- Bukoto Map of Kampala showing the location of Bukoto
- Coordinates: 00°21′14″N 32°35′47″E﻿ / ﻿0.35389°N 32.59639°E
- Country: Uganda
- Region: Central Uganda
- District: Kampala Capital City Authority
- Division: Nakawa Division
- Elevation: 1,200 m (3,900 ft)
- Time zone: UTC+3 (EAT)

= Bukoto =

Bukoto is a township within the city of Kampala, Uganda's capital and largest metropolitan area.

==Location==
Bukoto is bordered by Kisaasi to the north, Kigoowa to the north-east, Ntinda to the east, Naguru to the south-east, Kololo to the south, Kamwookya to the west, and Kyebando to the north-west. This location is approximately 8 km, by road, north-east of Kampala's central business district.

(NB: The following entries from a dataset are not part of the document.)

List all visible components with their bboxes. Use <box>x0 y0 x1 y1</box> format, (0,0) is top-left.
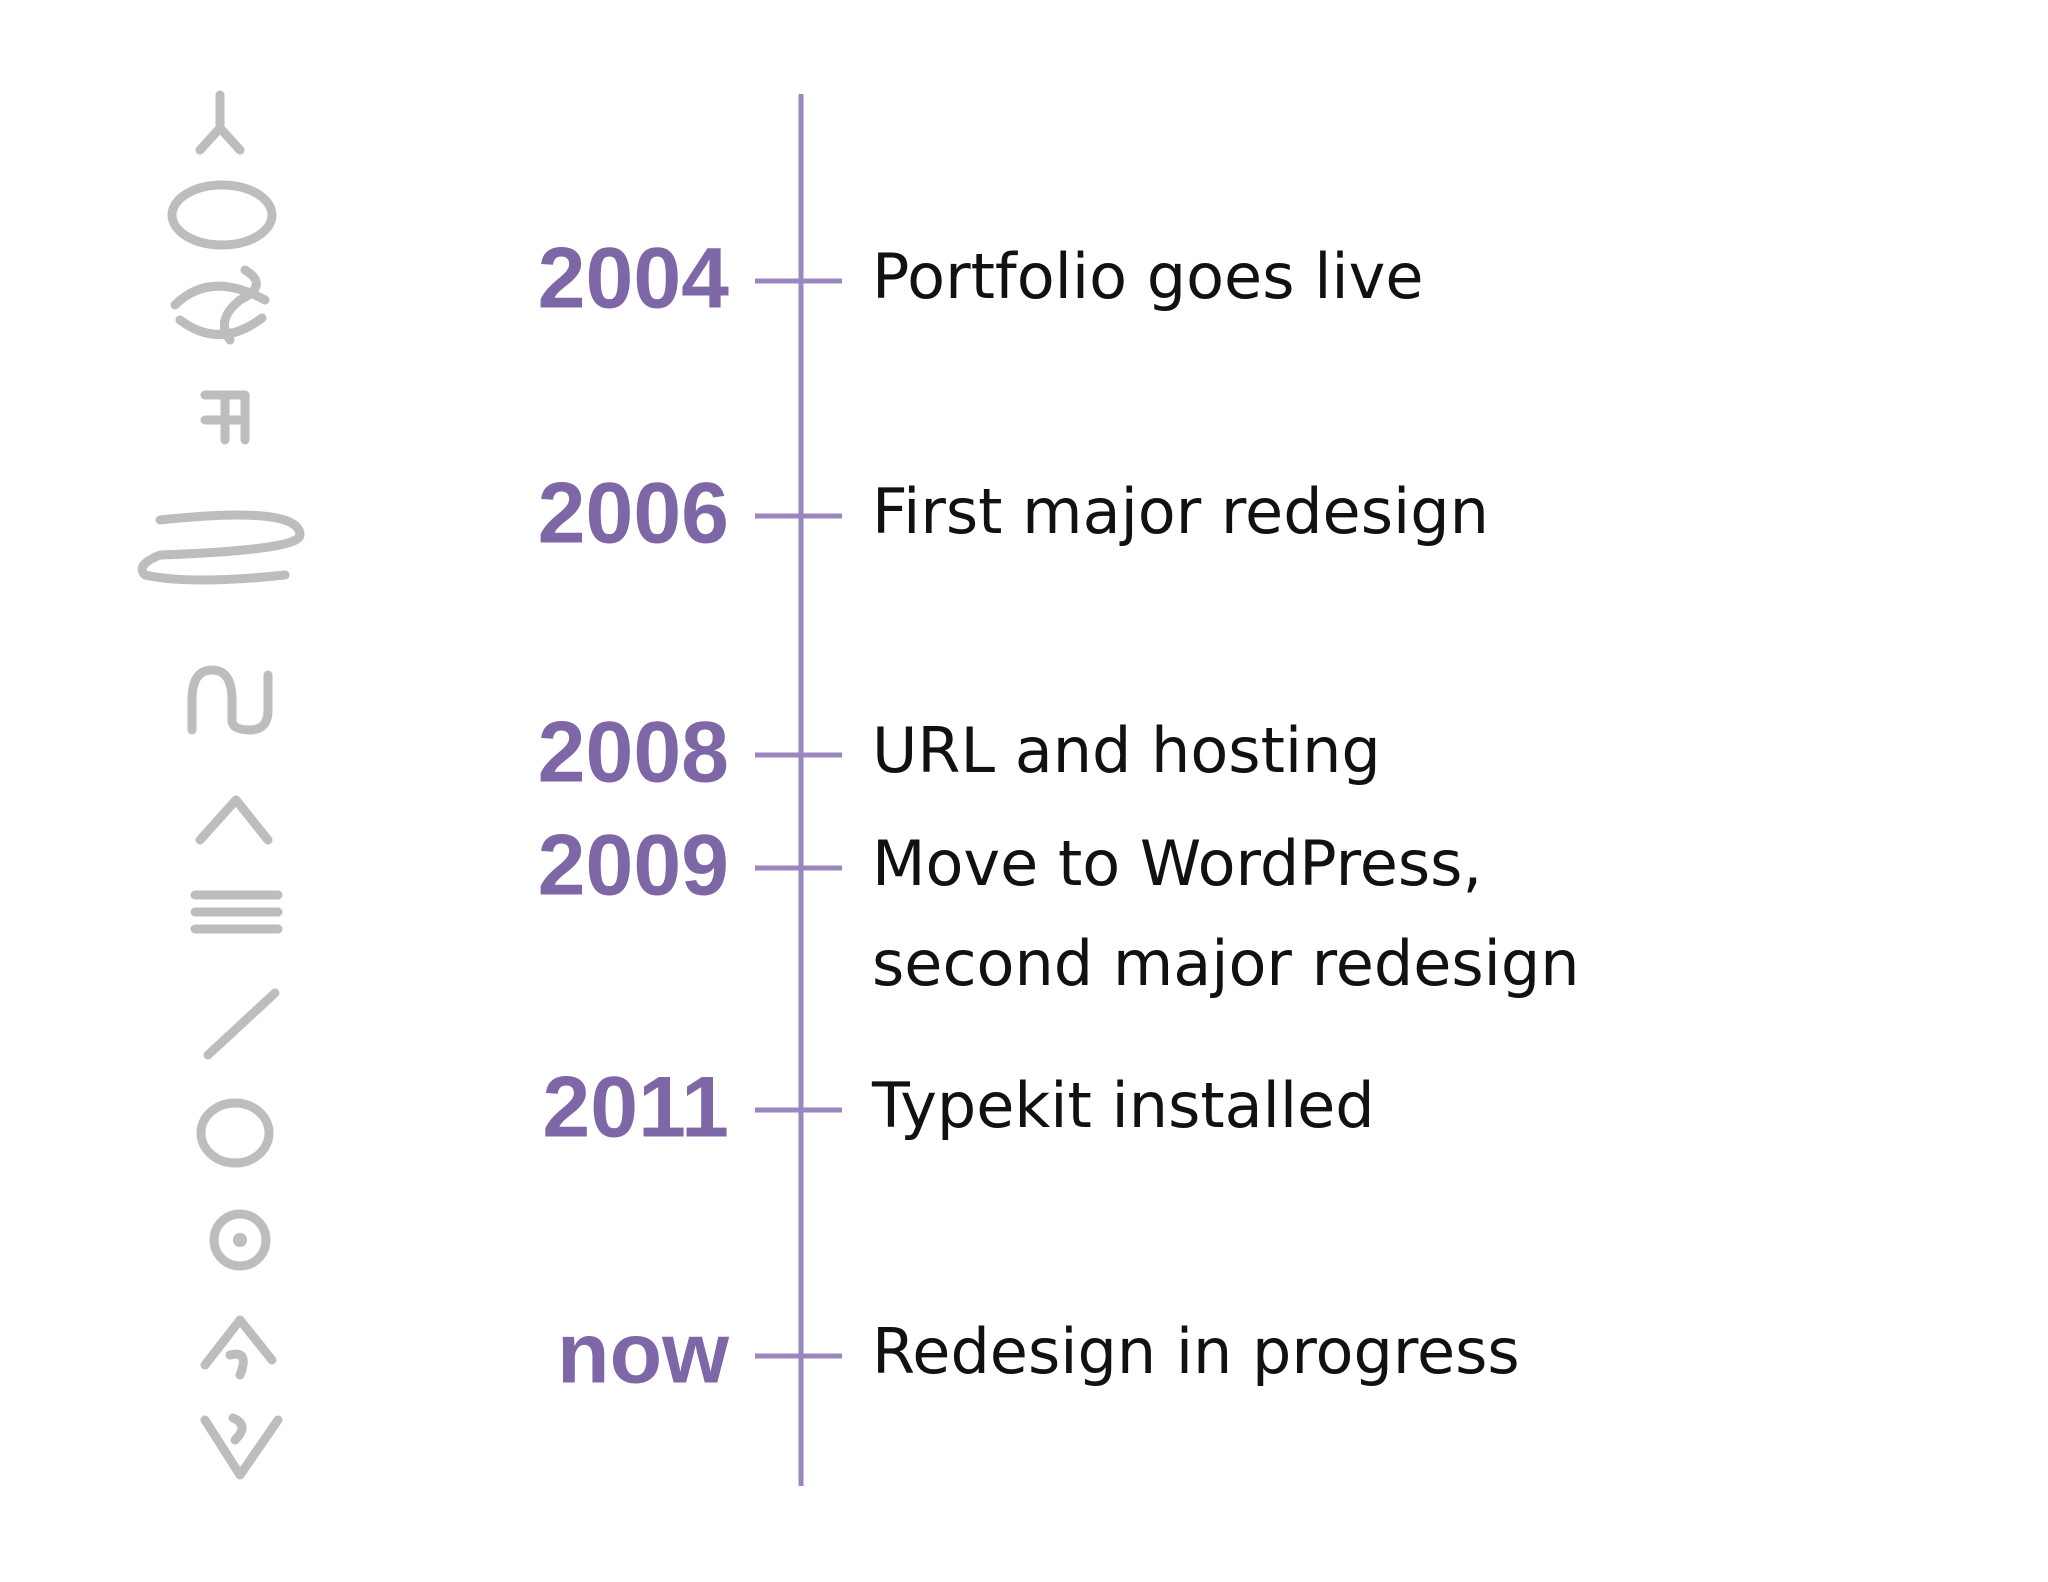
year: 2009 <box>538 818 729 914</box>
event-label: Redesign in progress <box>872 1315 1520 1388</box>
year: now <box>557 1306 730 1402</box>
event-label: URL and hosting <box>872 714 1381 787</box>
event-label: Portfolio goes live <box>872 240 1424 313</box>
decorative-glyphs <box>137 90 305 1480</box>
event-label: second major redesign <box>872 927 1580 1000</box>
event-label: Typekit installed <box>871 1069 1375 1142</box>
event-label: First major redesign <box>872 475 1489 548</box>
year: 2011 <box>542 1060 729 1156</box>
year: 2008 <box>538 705 729 801</box>
year: 2006 <box>538 466 729 562</box>
event-label: Move to WordPress, <box>872 827 1482 900</box>
year: 2004 <box>538 231 729 327</box>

The coordinates of Bukoto are 0°21'14.0"N, 32°35'47.0"E (Latitude:0.353889; Longitude:32.596389).

==Points of interest==
The following points of interest lie inside or near Bukoto:

- The main branch of Pride Microfinance Limited, a Tier III Financial Institution, is located in Bukoto.
- Watoto Church - An orphanage and place of worship affiliated with the Pentecostal Church
- The Kampala Northern Bypass Highway - The highway passes through the northern reaches of Bukoto, in a west to east direction.
- Women's Hospital International and Fertility Centre - A private hospital specializing in the care of infertile couples
- Kadic Hospital, a 30-bed privately owned healthcare facility, a member of Kadic Health Services Limited
- UMC Victoria Hospital, located along Kira Road, is a private tertiary care facility with 100 in-patient beds and modern amenities including surgical theatres, MRI, CT Scan, and a cardiac catheterization laboratory. This is in addition to regular services, including X-ray, ultrasound and regular medical laboratory services.